San Diego Union-Tribune (Sunday)
THIS MOMENT REQUIRES ACTION, PROCESSING
Enraged. Appalled. Not surprised. These are words we have all heard and perhaps uttered in reaction to the rapidly unfolding events in Afghanistan. Many are enraged over a U.S. departure that will leave thousands — if not millions — in harm’s way as the Taliban resumes control. Many are appalled by what they see as a waste of two decades of American investment in Afghanistan, totaling more than $2.2 trillion. Others assert, with a degree of resignation, that what is taking place now was inevitable, so let’s just move along.
Having lived in conflict zones and studied violence and war for just about as long as the U.S. has been in Afghanistan, I know one thing to be certain: There is never one thing. Wars, and the violence and trauma that accompany them, are exceedingly complex. “Good guys” can also be “bad guys,” and bad guys good. There are no “saviors.” People are complicated, and even those intending to do good often end up doing harm. For many Americans, the war in Afghanistan has been boiled down to an erroneously simple choice in regards to military presence: stay, or go.

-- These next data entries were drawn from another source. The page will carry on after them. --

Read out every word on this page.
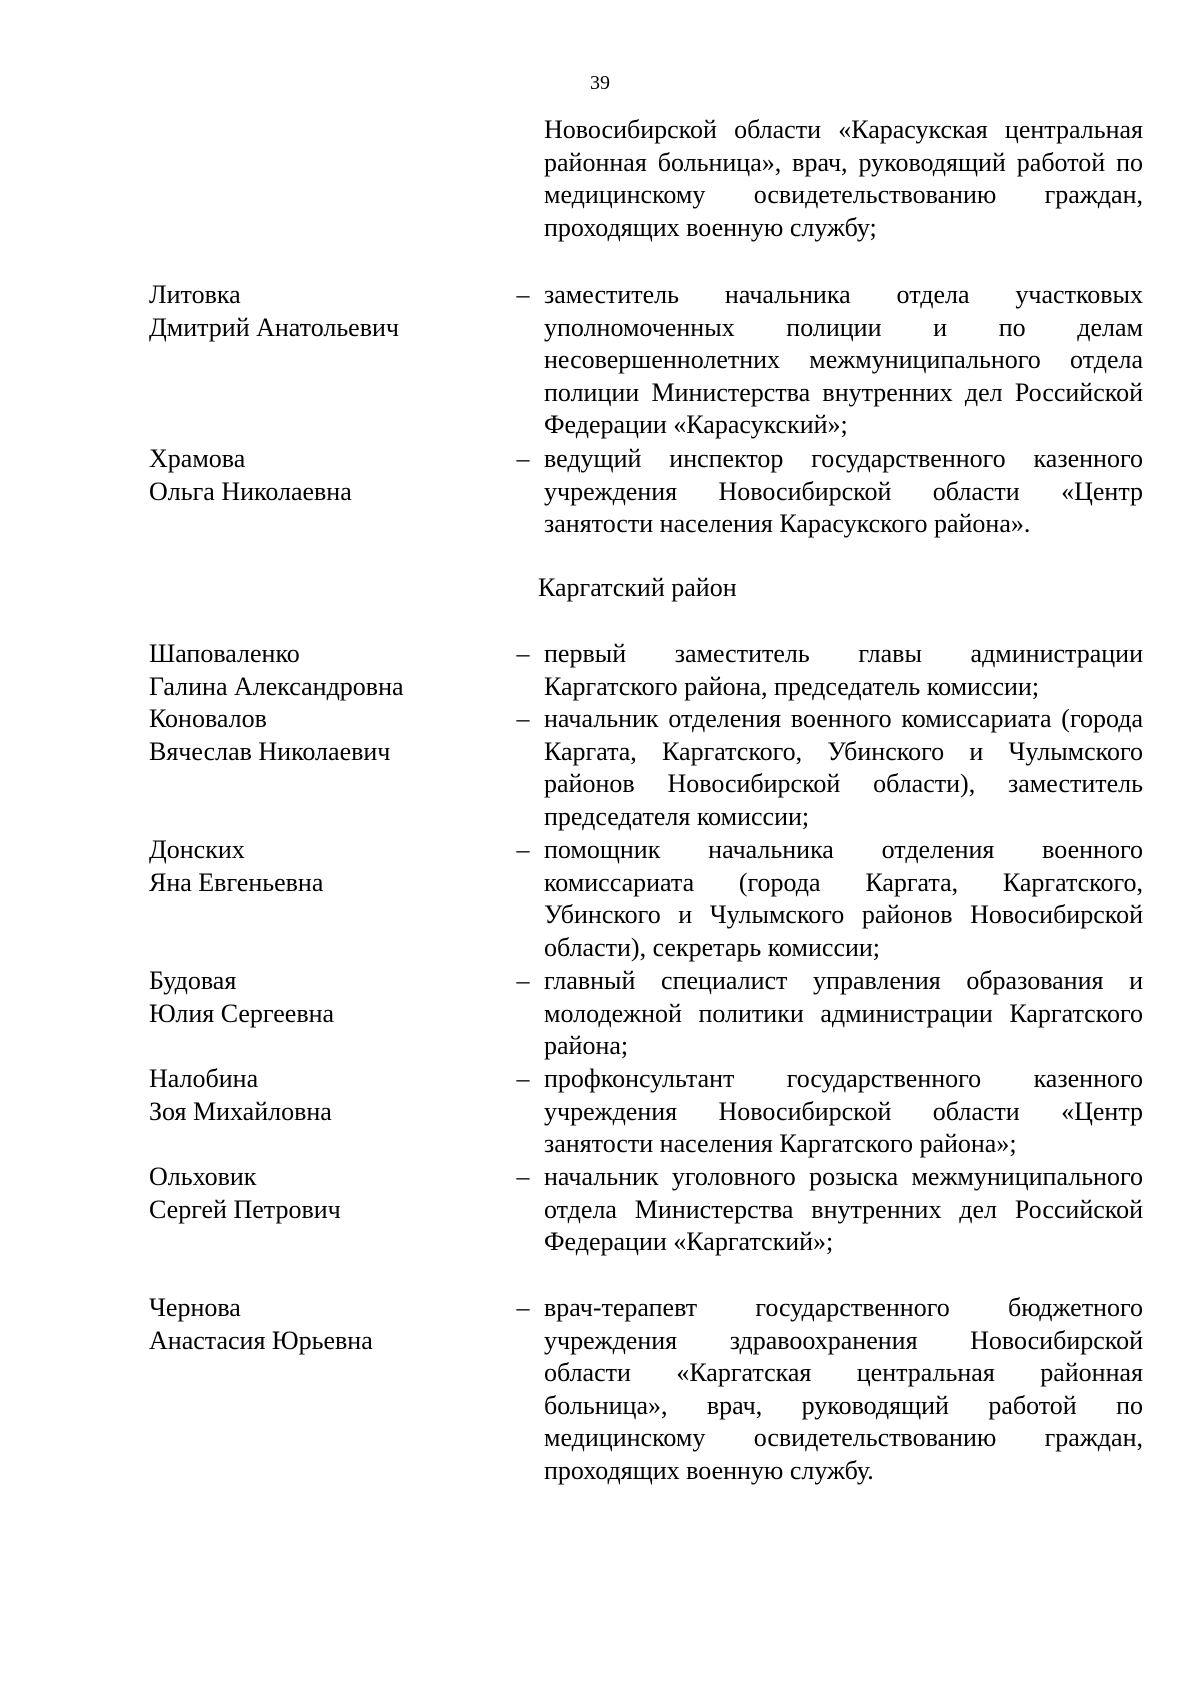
39
Новосибирской области «Карасукская центральная районная больница», врач, руководящий работой по медицинскому освидетельствованию граждан, проходящих военную службу;
Литовка
Дмитрий Анатольевич
– заместитель начальника отдела участковых уполномоченных полиции и по делам несовершеннолетних межмуниципального отдела полиции Министерства внутренних дел Российской Федерации «Карасукский»;
Храмова
Ольга Николаевна
– ведущий инспектор государственного казенного учреждения Новосибирской области «Центр занятости населения Карасукского района».
Каргатский район
Шаповаленко
Галина Александровна
– первый заместитель главы администрации Каргатского района, председатель комиссии;
Коновалов
Вячеслав Николаевич
– начальник отделения военного комиссариата (города Каргата, Каргатского, Убинского и Чулымского районов Новосибирской области), заместитель председателя комиссии;
Донских
Яна Евгеньевна
– помощник начальника отделения военного комиссариата (города Каргата, Каргатского, Убинского и Чулымского районов Новосибирской области), секретарь комиссии;
Будовая
Юлия Сергеевна
– главный специалист управления образования и молодежной политики администрации Каргатского района;
Налобина
Зоя Михайловна
– профконсультант государственного казенного учреждения Новосибирской области «Центр занятости населения Каргатского района»;
Ольховик
Сергей Петрович
– начальник уголовного розыска межмуниципального отдела Министерства внутренних дел Российской Федерации «Каргатский»;
Чернова
Анастасия Юрьевна
– врач-терапевт государственного бюджетного учреждения здравоохранения Новосибирской области «Каргатская центральная районная больница», врач, руководящий работой по медицинскому освидетельствованию граждан, проходящих военную службу.
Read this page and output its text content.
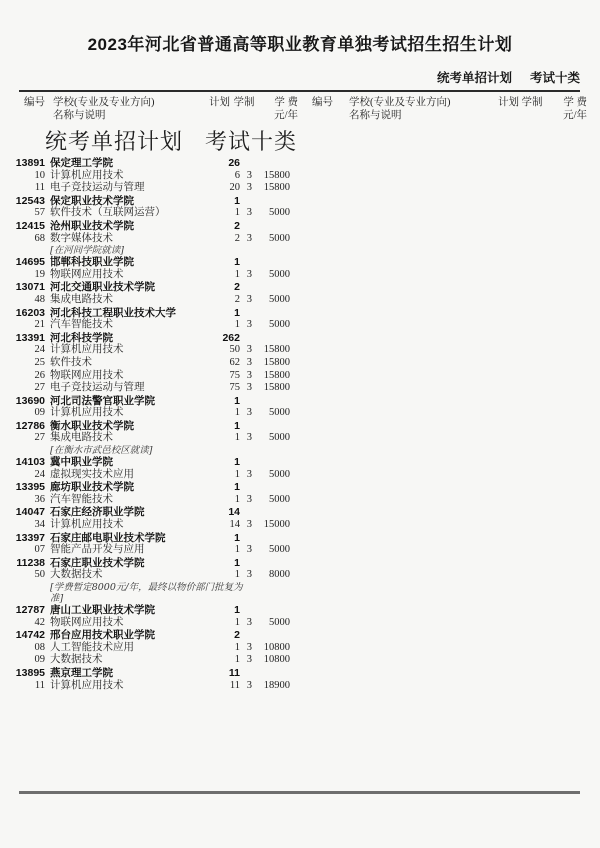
2023年河北省普通高等职业教育单独考试招生招生计划
统考单招计划 考试十类
编号 学校(专业及专业方向)
名称与说明
计划 学制	学 费
元/年
编号	学校(专业及专业方向)
名称与说明
计划 学制	学 费
元/年
统考单招计划 考试十类
13891 保定理工学院	26
10 计算机应用技术	6 3	15800
11 电子竞技运动与管理	20 3	15800
12543 保定职业技术学院	1
57 软件技术（互联网运营）	1 3	5000
12415 沧州职业技术学院	2
68 数字媒体技术	2 3	5000
[在河间学院就读]
14695 邯郸科技职业学院	1
19 物联网应用技术	1 3	5000
13071 河北交通职业技术学院	2
48 集成电路技术	2 3	5000
16203 河北科技工程职业技术大学	1
21 汽车智能技术	1 3	5000
13391 河北科技学院	262
24 计算机应用技术	50 3	15800
25 软件技术	62 3	15800
26 物联网应用技术	75 3	15800
27 电子竞技运动与管理	75 3	15800
13690 河北司法警官职业学院	1
09 计算机应用技术	1 3	5000
12786 衡水职业技术学院	1
27 集成电路技术	1 3	5000
[在衡水市武邑校区就读]
14103 冀中职业学院	1
24 虚拟现实技术应用	1 3	5000
13395 廊坊职业技术学院	1
36 汽车智能技术	1 3	5000
14047 石家庄经济职业学院	14
34 计算机应用技术	14 3	15000
13397 石家庄邮电职业技术学院	1
07 智能产品开发与应用	1 3	5000
11238 石家庄职业技术学院	1
50 大数据技术	1 3	8000
[学费暂定8000元/年，最终以物价部门批复为准]
12787 唐山工业职业技术学院	1
42 物联网应用技术	1 3	5000
14742 邢台应用技术职业学院	2
08 人工智能技术应用	1 3	10800
09 大数据技术	1 3	10800
13895 燕京理工学院	11
11 计算机应用技术	11 3	18900
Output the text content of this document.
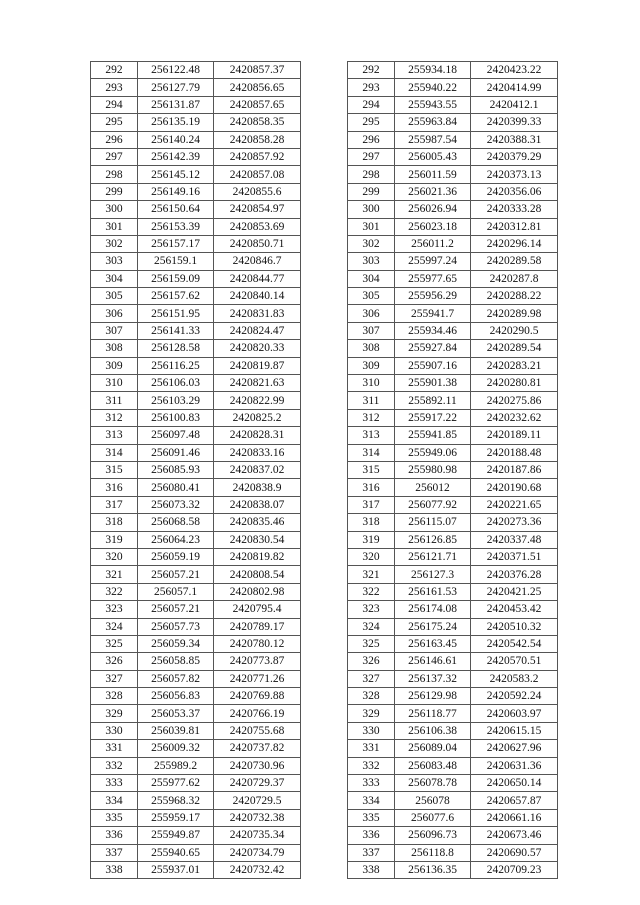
292	256122.48	2420857.37
293	256127.79	2420856.65
294	256131.87	2420857.65
295	256135.19	2420858.35
296	256140.24	2420858.28
297	256142.39	2420857.92
298	256145.12	2420857.08
299	256149.16	2420855.6
300	256150.64	2420854.97
301	256153.39	2420853.69
302	256157.17	2420850.71
303	256159.1	2420846.7
304	256159.09	2420844.77
305	256157.62	2420840.14
306	256151.95	2420831.83
307	256141.33	2420824.47
308	256128.58	2420820.33
309	256116.25	2420819.87
310	256106.03	2420821.63
311	256103.29	2420822.99
312	256100.83	2420825.2
313	256097.48	2420828.31
314	256091.46	2420833.16
315	256085.93	2420837.02
316	256080.41	2420838.9
317	256073.32	2420838.07
318	256068.58	2420835.46
319	256064.23	2420830.54
320	256059.19	2420819.82
321	256057.21	2420808.54
322	256057.1	2420802.98
323	256057.21	2420795.4
324	256057.73	2420789.17
325	256059.34	2420780.12
326	256058.85	2420773.87
327	256057.82	2420771.26
328	256056.83	2420769.88
329	256053.37	2420766.19
330	256039.81	2420755.68
331	256009.32	2420737.82
332	255989.2	2420730.96
333	255977.62	2420729.37
334	255968.32	2420729.5
335	255959.17	2420732.38
336	255949.87	2420735.34
337	255940.65	2420734.79
338	255937.01	2420732.42
292	255934.18	2420423.22
293	255940.22	2420414.99
294	255943.55	2420412.1
295	255963.84	2420399.33
296	255987.54	2420388.31
297	256005.43	2420379.29
298	256011.59	2420373.13
299	256021.36	2420356.06
300	256026.94	2420333.28
301	256023.18	2420312.81
302	256011.2	2420296.14
303	255997.24	2420289.58
304	255977.65	2420287.8
305	255956.29	2420288.22
306	255941.7	2420289.98
307	255934.46	2420290.5
308	255927.84	2420289.54
309	255907.16	2420283.21
310	255901.38	2420280.81
311	255892.11	2420275.86
312	255917.22	2420232.62
313	255941.85	2420189.11
314	255949.06	2420188.48
315	255980.98	2420187.86
316	256012	2420190.68
317	256077.92	2420221.65
318	256115.07	2420273.36
319	256126.85	2420337.48
320	256121.71	2420371.51
321	256127.3	2420376.28
322	256161.53	2420421.25
323	256174.08	2420453.42
324	256175.24	2420510.32
325	256163.45	2420542.54
326	256146.61	2420570.51
327	256137.32	2420583.2
328	256129.98	2420592.24
329	256118.77	2420603.97
330	256106.38	2420615.15
331	256089.04	2420627.96
332	256083.48	2420631.36
333	256078.78	2420650.14
334	256078	2420657.87
335	256077.6	2420661.16
336	256096.73	2420673.46
337	256118.8	2420690.57
338	256136.35	2420709.23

Our brains veer towards simplicity, even when the facts require complexity.
One implication of the speed with which the Taliban takeover has occurred is that our officials, and the wider American public, can barely process what we are seeing, let alone what we aren’t seeing. With nearly all news reports focused on Kabul and even more narrowly on the Kabul airport, most Americans have very little concept of what is confronting the over 30 million Afghans living outside of the capital city.
To be sure, this moment requires emergency action, including evacuations and life-saving efforts. But it also requires processing. It requires asking the questions all too often left out of the simplistic “in or out” paradox, confronting our responsibilities, the actions pursued in our names, and considering our course of action moving forward.
On Monday, President Joe Biden said, “We went to Afghanistan almost 20 years ago with clear
goals: Get those who attacked us on Sept. 11, 2001, and make sure al-qaeda could not use Afghanistan as a base from which to attack us again.” To be clear, making sure something doesn’t happen is often just as hard as making sure it does. It requires control and influence. Biden’s statement includes an implicit goal not just of military defeat, but of power influence. Indeed, in the early days of the U.S. invasion, President George W. Bush made clear that a “friendly regime” in Kabul was necessary, and voiced intent to support “reconstruction” by invoking the Marshall Plan.
In order for the American people to support the financial and human investment required to ensure a “friendly regime,” compelling narratives were shared, including calls for action in the face of massive human rights abuses by the Taliban. Americans were rightly appalled by the extreme harm inflicted not only on women and girls, but also on boys and men, minority groups and others by the Taliban.
While the cruelty of the Taliban is not disputed, the framing of the narrative created a story in the minds of most Americans that was at best simplistic, and at worst neo-colonial. While there was — and continues to be — altruistic intent behind much of the U.S. engagement in Afghanistan, we cannot escape the fact that even this good intent was embedded in notions of power and influence that are fundamentally U.s.-centric. Seeing a country — an entire constellation of people, land, history, traditions — through a lens that is fundamentally exogenous was always problematic.
America waged a war — perhaps the most consequential action a president (or four) can take. We owe it to ourselves, to our troops, to all who served out of uniform, and to a country we occupied for 20 years to not look away. To challenge simplistic explanations, and to challenge our leaders to do better going forward. President Biden claimed that nation-building was never the goal in Afghanistan. As scholars and policy makers, we can debate definitions of nation-building; as Americans we must acknowledge that shaping and influencing an Afghanistan that heeded our strategic wishes was always the goal, and was always doomed. Only if we reflect can we strive towards preventing it happening again.